5 examples of AI for retail in practice

By Richard Potter on January 8, 2019

The new year is upon us, and retail titles are currently awash with countless articles around predictions and things we can expect for the industry in 2019.

As you might have guessed, artificial intelligence (AI) is enjoying more than its fair share of mentions, and it’s safe to say that big things are expected over the next twelve months from AI. That said, what does AI for retail look like in practice? What sort of things are the successful adopters of these new technologies actually doing, or planning to do?

AI learns from data and in particular, it learns how to predict. These predictions can be used in many applications and then integrated into business systems and processes to automate and truly harness the power of AI. Here are some exciting ways that AI is already being used in the real world…

1. Product recommendations

One of the most powerful applications of AI in retail today is in product recommendations. Personalised product recommendations and content, driven by algorithms, can be embedded in websites, marketing communications and advertising. This goes way beyond simply putting customers into segments and tuning your message – algorithms can learn from the preferences and behaviours of every single customer and personalise the experience for each of them.

You don’t have to look too far for great examples of successful implementations of such systems. Amazon credits 35% of all sales as being driven by its recommendation algorithms, whereas Netflix claims 75% of all content is consumed based on AI-driven recommendations. At Peak, we have seen dramatic increases in customer engagement using these techniques, with our client Footasylum experiencing a 28% uplift in marketing campaign revenues due to personalised product recommendations.

As customers become used to more precise and relevant content and promotions, the companies that are not adopting these techniques will lose business to those who are.

2. Optimising advertising spend

As famous business quotes go, John Wanamaker’s “half of the money I spend on advertising is wasted, the problem is I don’t know which half” is up there with the best. However, those days are numbered (pardon the pun). In a world where we can deeply understand our customers’ preferences and needs, predict their value to us, and model our entire business end-to-end, advertising spend can be optimised using AI to maximise profits and sales.

This requires retailers to combine several different applications of AI and then optimise to the end goal of revenue or profit growth, something that has not been possible without mountains of data and algorithms to do the heavy lifting. However, it works. Lingerie brand Cosabella replaced its ad agency with AI and, after just three months, saw a 336% increase in return on ad spend, also increasing its customer base by 30%.

AI can empower retailers to better optimise their advertising spend

3. Lead scoring

Lead scoring is a simple, yet powerful, application of the predictive capabilities of AI. For retailers whose sales are made via contact centres, this can augment the capability of the customer care and sales teams to great effect. For example, it allows them to concentrate efforts on customers who are most likely to convert into sales, therefore maximising sales team performance. Companies who sell infrequent but high-value items are most likely to benefit here; car dealerships, gyms and insurers to name but a few.

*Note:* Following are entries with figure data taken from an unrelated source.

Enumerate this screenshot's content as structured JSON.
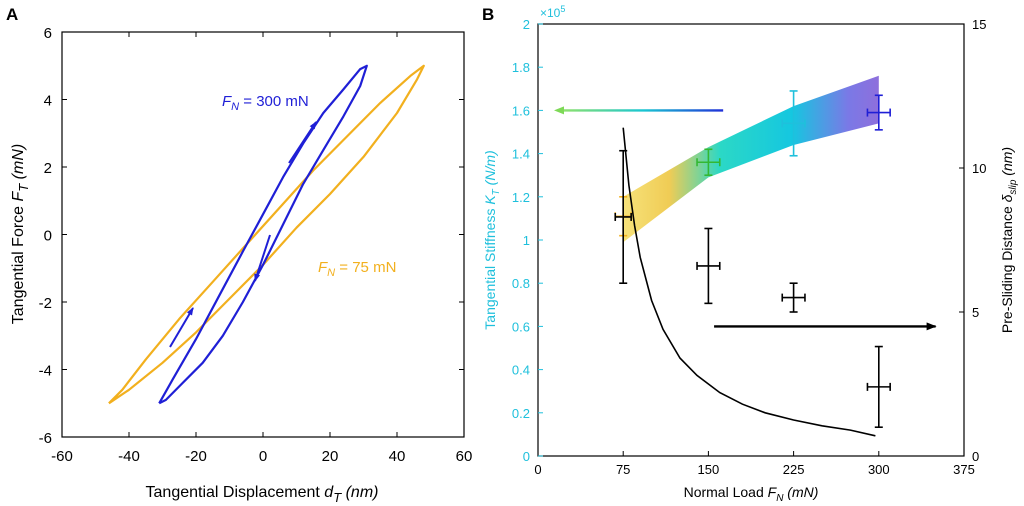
{
  "panels": {
    "a": "A",
    "b": "B"
  },
  "colors": {
    "blue": "#1f1fd6",
    "orange": "#f2b01e",
    "cyan": "#1fc0dc",
    "black": "#000000",
    "gradient": [
      "#f6e27a",
      "#f0cc55",
      "#2bd8c6",
      "#15c7e0",
      "#7a79e6",
      "#8e6fdc"
    ]
  },
  "chart_data": [
    {
      "type": "line",
      "panel": "A",
      "xlabel": "Tangential Displacement d_T (nm)",
      "ylabel": "Tangential Force F_T (mN)",
      "xlim": [
        -60,
        60
      ],
      "ylim": [
        -6,
        6
      ],
      "xticks": [
        "-60",
        "-40",
        "-20",
        "0",
        "20",
        "40",
        "60"
      ],
      "yticks": [
        "6",
        "4",
        "2",
        "0",
        "-2",
        "-4",
        "-6"
      ],
      "series": [
        {
          "name": "F_N = 75 mN",
          "color": "#f2b01e",
          "x": [
            -46,
            -40,
            -30,
            -20,
            -10,
            0,
            10,
            20,
            30,
            40,
            46,
            48,
            44,
            35,
            25,
            15,
            5,
            -5,
            -15,
            -25,
            -35,
            -42,
            -46
          ],
          "y": [
            -5.0,
            -4.6,
            -3.8,
            -2.9,
            -1.9,
            -0.9,
            0.2,
            1.2,
            2.3,
            3.6,
            4.6,
            5.0,
            4.7,
            3.9,
            2.9,
            1.9,
            0.8,
            -0.3,
            -1.4,
            -2.5,
            -3.7,
            -4.6,
            -5.0
          ]
        },
        {
          "name": "F_N = 300 mN",
          "color": "#1f1fd6",
          "x": [
            -31,
            -27,
            -20,
            -13,
            -6,
            0,
            6,
            12,
            18,
            24,
            29,
            31,
            29,
            24,
            18,
            12,
            6,
            0,
            -6,
            -12,
            -18,
            -24,
            -29,
            -31
          ],
          "y": [
            -5.0,
            -4.3,
            -3.1,
            -1.8,
            -0.5,
            0.6,
            1.7,
            2.7,
            3.6,
            4.3,
            4.9,
            5.0,
            4.4,
            3.5,
            2.5,
            1.5,
            0.3,
            -0.9,
            -2.0,
            -3.0,
            -3.8,
            -4.4,
            -4.9,
            -5.0
          ]
        }
      ],
      "annotations": [
        {
          "text": "F",
          "sub": "N",
          "rest": " = 300 mN",
          "color": "#1f1fd6",
          "at": [
            -12,
            4.6
          ]
        },
        {
          "text": "F",
          "sub": "N",
          "rest": " = 75 mN",
          "color": "#f2b01e",
          "at": [
            16,
            -0.8
          ]
        }
      ]
    },
    {
      "type": "scatter",
      "panel": "B",
      "xlabel": "Normal Load F_N (mN)",
      "ylabel_left": "Tangential Stiffness K_T (N/m)",
      "ylabel_right": "Pre-Sliding Distance δ_slip (nm)",
      "multiplier": "×10^5",
      "xlim": [
        0,
        375
      ],
      "ylim_left": [
        0,
        2
      ],
      "ylim_right": [
        0,
        15
      ],
      "xticks": [
        "0",
        "75",
        "150",
        "225",
        "300",
        "375"
      ],
      "yticks_left": [
        "0",
        "0.2",
        "0.4",
        "0.6",
        "0.8",
        "1",
        "1.2",
        "1.4",
        "1.6",
        "1.8",
        "2"
      ],
      "yticks_right": [
        "0",
        "5",
        "10",
        "15"
      ],
      "stiffness": {
        "x": [
          75,
          150,
          225,
          300
        ],
        "y": [
          1.11,
          1.36,
          1.54,
          1.59
        ],
        "yerr": [
          0.09,
          0.06,
          0.15,
          0.08
        ],
        "xerr": [
          7,
          10,
          10,
          10
        ],
        "colors": [
          "#f2b01e",
          "#33b833",
          "#1fc0dc",
          "#1f1fd6"
        ],
        "band_upper": [
          1.2,
          1.43,
          1.62,
          1.76
        ],
        "band_lower": [
          0.99,
          1.29,
          1.44,
          1.54
        ]
      },
      "slip": {
        "x": [
          75,
          150,
          225,
          300
        ],
        "y": [
          8.3,
          6.6,
          5.5,
          2.4
        ],
        "yerr": [
          2.3,
          1.3,
          0.5,
          1.4
        ],
        "xerr": [
          7,
          10,
          10,
          10
        ],
        "fit_x": [
          75,
          80,
          85,
          90,
          100,
          110,
          125,
          140,
          160,
          180,
          200,
          225,
          250,
          275,
          297
        ],
        "fit_y": [
          11.4,
          9.4,
          8.0,
          6.9,
          5.4,
          4.4,
          3.4,
          2.8,
          2.2,
          1.8,
          1.5,
          1.25,
          1.05,
          0.9,
          0.7
        ]
      },
      "arrows": [
        {
          "from": [
            163,
            1.6
          ],
          "to": [
            22,
            1.6
          ],
          "axis": "left",
          "style": "gradient"
        },
        {
          "from": [
            155,
            4.5
          ],
          "to": [
            350,
            4.5
          ],
          "axis": "right",
          "style": "black"
        }
      ]
    }
  ]
}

We’ve seen some fantastic results with our customers in this area. If you’re interested in this aspect of AI, you can read about our work with Regit, which resulted in a 27% increase in revenues from deploying lead scoring techniques.

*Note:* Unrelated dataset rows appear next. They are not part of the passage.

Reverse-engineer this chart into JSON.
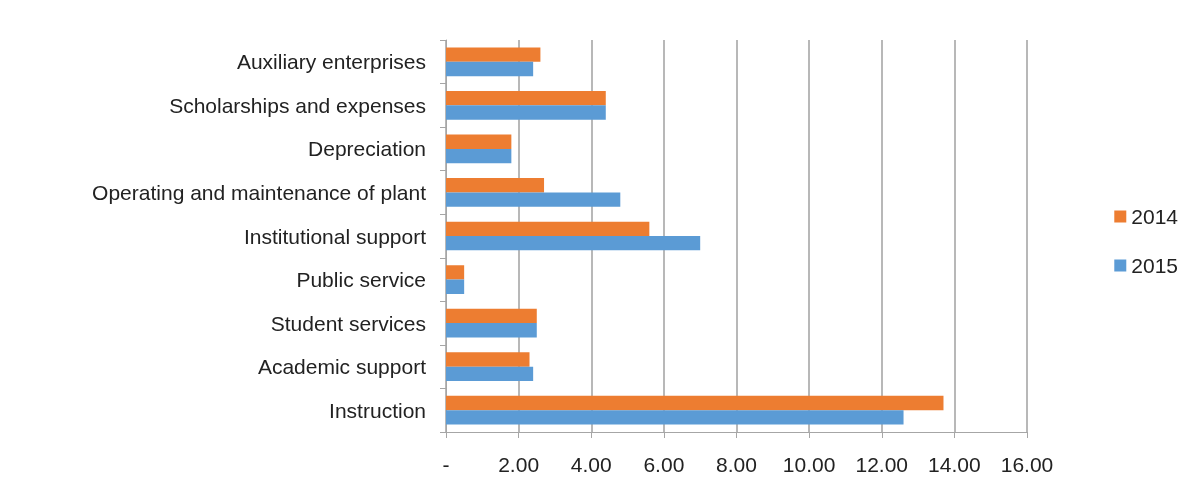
{
  "chart_data": {
    "type": "bar",
    "orientation": "horizontal",
    "categories": [
      "Auxiliary enterprises",
      "Scholarships and expenses",
      "Depreciation",
      "Operating and maintenance of plant",
      "Institutional support",
      "Public service",
      "Student services",
      "Academic support",
      "Instruction"
    ],
    "series": [
      {
        "name": "2014",
        "color": "#ed7d31",
        "values": [
          2.6,
          4.4,
          1.8,
          2.7,
          5.6,
          0.5,
          2.5,
          2.3,
          13.7
        ]
      },
      {
        "name": "2015",
        "color": "#5b9bd5",
        "values": [
          2.4,
          4.4,
          1.8,
          4.8,
          7.0,
          0.5,
          2.5,
          2.4,
          12.6
        ]
      }
    ],
    "xlim": [
      0,
      16
    ],
    "xticks": [
      {
        "value": 0,
        "label": "-"
      },
      {
        "value": 2,
        "label": "2.00"
      },
      {
        "value": 4,
        "label": "4.00"
      },
      {
        "value": 6,
        "label": "6.00"
      },
      {
        "value": 8,
        "label": "8.00"
      },
      {
        "value": 10,
        "label": "10.00"
      },
      {
        "value": 12,
        "label": "12.00"
      },
      {
        "value": 14,
        "label": "14.00"
      },
      {
        "value": 16,
        "label": "16.00"
      }
    ],
    "grid": "x",
    "legend": "right"
  }
}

4. Predicting customer churn and lifetime value

Because of the predictive capabilities of AI, another great application is in looking for early signs that you may be about to lose a particular customer, or that they may churn from your service. Retailers and service providers who charge subscriptions – think gyms, telecoms companies, pay TV operators, apps developers and tech companies – have successfully used churn prediction to enable them to intervene at the right time, with the right offers, to retain their customers. Traditional retailers are now able to do the same thing, triggering retention campaigns and strategies from churn risk scores.

The opposite of this application is predicting the lifetime value or lifetime spend of customers early in their lifecycle with your business. This allows you to identify potential high-value customers early and nurture them to achieve high-value status sooner. You can treat future VIPs as VIPs ahead of time, which is proven to increase loyalty and, ultimately, sales revenues.

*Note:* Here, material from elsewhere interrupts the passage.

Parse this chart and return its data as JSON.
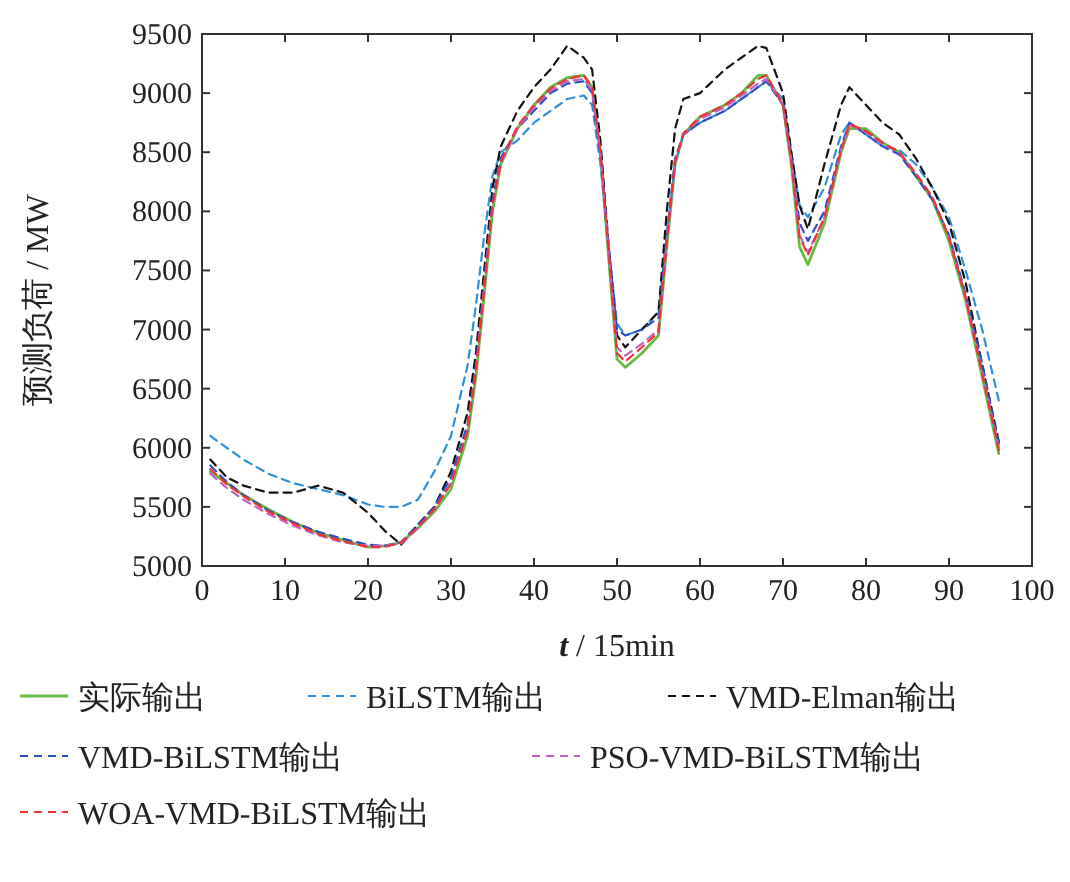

5. Propensity and preference scoring

Propensity scoring is the technique of using algorithms to predict an individual’s likelihood to perform a particular action, for example, their propensity to purchase a basket of goods or a specific item. This can be used to determine whether a consumer is in-market or not, too. Preference scoring builds on this and uses the behavioural data of all customers to determine their item and style preferences; for example, that a particular customer is likely to prefer blue sweatshirts from Brand A rather than grey sweatshirts from Brand B.

Both of these techniques can be used to communicate to and target customers who are in the market for particular products at specific times. Akin to product recommendations, market leaders in this area are delivering strong returns from adopting these technologies and strategies.